Лет через двадцать пять я заставил себя перечесть «Вечера» и остался к ним так же холоден, как и в те дни, когда мой учитель не мог понять, почему от «Страшной мести» у меня не ползут по спине мурашки, а от «Шпоньки и его тетушки» я не покатываюсь со смеху. Но теперь я вижу, как там и сям сквозь оперную романтику и старомодный фарс смутно, но настойчиво проглядывает то, что предвещает настоящего Гоголя и что было неведомо и непонятно читателям 30-х гг. XIX в., критикам 60-х и учителям моей юности.

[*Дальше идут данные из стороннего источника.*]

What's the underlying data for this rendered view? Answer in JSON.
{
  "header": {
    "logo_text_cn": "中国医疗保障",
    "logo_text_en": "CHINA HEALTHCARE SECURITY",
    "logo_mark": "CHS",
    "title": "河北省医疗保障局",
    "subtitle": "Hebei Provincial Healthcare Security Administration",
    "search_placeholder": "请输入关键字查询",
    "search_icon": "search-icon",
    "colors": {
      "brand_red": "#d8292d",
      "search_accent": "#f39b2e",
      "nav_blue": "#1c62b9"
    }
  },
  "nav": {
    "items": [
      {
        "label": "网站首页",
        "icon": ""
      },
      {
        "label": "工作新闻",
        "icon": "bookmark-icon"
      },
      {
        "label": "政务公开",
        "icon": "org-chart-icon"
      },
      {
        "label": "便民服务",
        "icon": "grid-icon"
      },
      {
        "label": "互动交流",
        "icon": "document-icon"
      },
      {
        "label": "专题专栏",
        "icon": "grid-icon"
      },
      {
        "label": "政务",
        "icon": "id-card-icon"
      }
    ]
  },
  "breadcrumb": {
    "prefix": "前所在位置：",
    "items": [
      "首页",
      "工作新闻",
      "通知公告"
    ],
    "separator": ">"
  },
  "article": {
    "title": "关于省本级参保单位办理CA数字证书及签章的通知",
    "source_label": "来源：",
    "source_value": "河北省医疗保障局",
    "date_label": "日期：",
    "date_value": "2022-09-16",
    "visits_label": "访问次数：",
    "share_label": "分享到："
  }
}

Возьмите, к примеру, сон Ивана Шпоньки — слабовольного, никчемного украинского помещика, которого властная самодурка тетка пыталась силой женить на белокурой дочке соседа.

“То представлялось ему, что он уже женат, что все в домике их так чудно, так странно: в его комнате стоит вместо одинокой — двойная кровать. На стуле сидит жена. Ему странно; он не знает, как подойти к ней, что говорить с нею, и замечает, что у нее гусиное лицо. Нечаянно поворачивается он в сторону и видит другую жену (тема удвоения кровати развивается по логике сна), тоже с гусиным лицом. Поворачивается в другую сторону — стоит третья жена. Назад — еще одна жена. Тут его берет тоска. Он бросился бежать в сад; но в саду жарко. Он снял шляпу, видит: и в шляпе сидит жена. [Сон как фокус: размножение предметов.] Пот выступил у него на лице. Полез в карман за платком — и в кармане жена; вынул из уха хлопчатую бумагу — и там сидит жена... То вдруг он прыгал на одной ноге, а тетушка, глядя на него, говорила с важным видом: «Да, ты должен прыгать, потому что ты теперь уже женатый человек». Он к ней — но тетушка уже не тетушка, а колокольня. И чувствует, что его кто-то тащит веревкою на колокольню. [Тут бы фрейдисты навострили уши!]

«Кто это тащит меня?» — жалобно проговорил Иван Федорович. «Это я, жена твоя, тащу тебя, потому что ты колокол». — «Нет, я не колокол, я Иван Федорович!» — кричал он. «Да, ты колокол», — говорил, проходя мимо, полковник П*** пехотного полка. То вдруг снилось ему, что жена вовсе не человек, а какая-то шерстяная материя; что он в Могилеве приходит в лавку к купцу. «Какой прикажете материи? — говорит купец. — Вы возьмите жены, это самая модная материя! очень добротная! из нее все теперь шьют себе сюртуки». Купец меряет и режет жену. Иван Федорович берет под мышку, идет к жиду, портному. «Нет, — говорит жид, — это дурная материя! Из нее никто не шьет себе сюртука...»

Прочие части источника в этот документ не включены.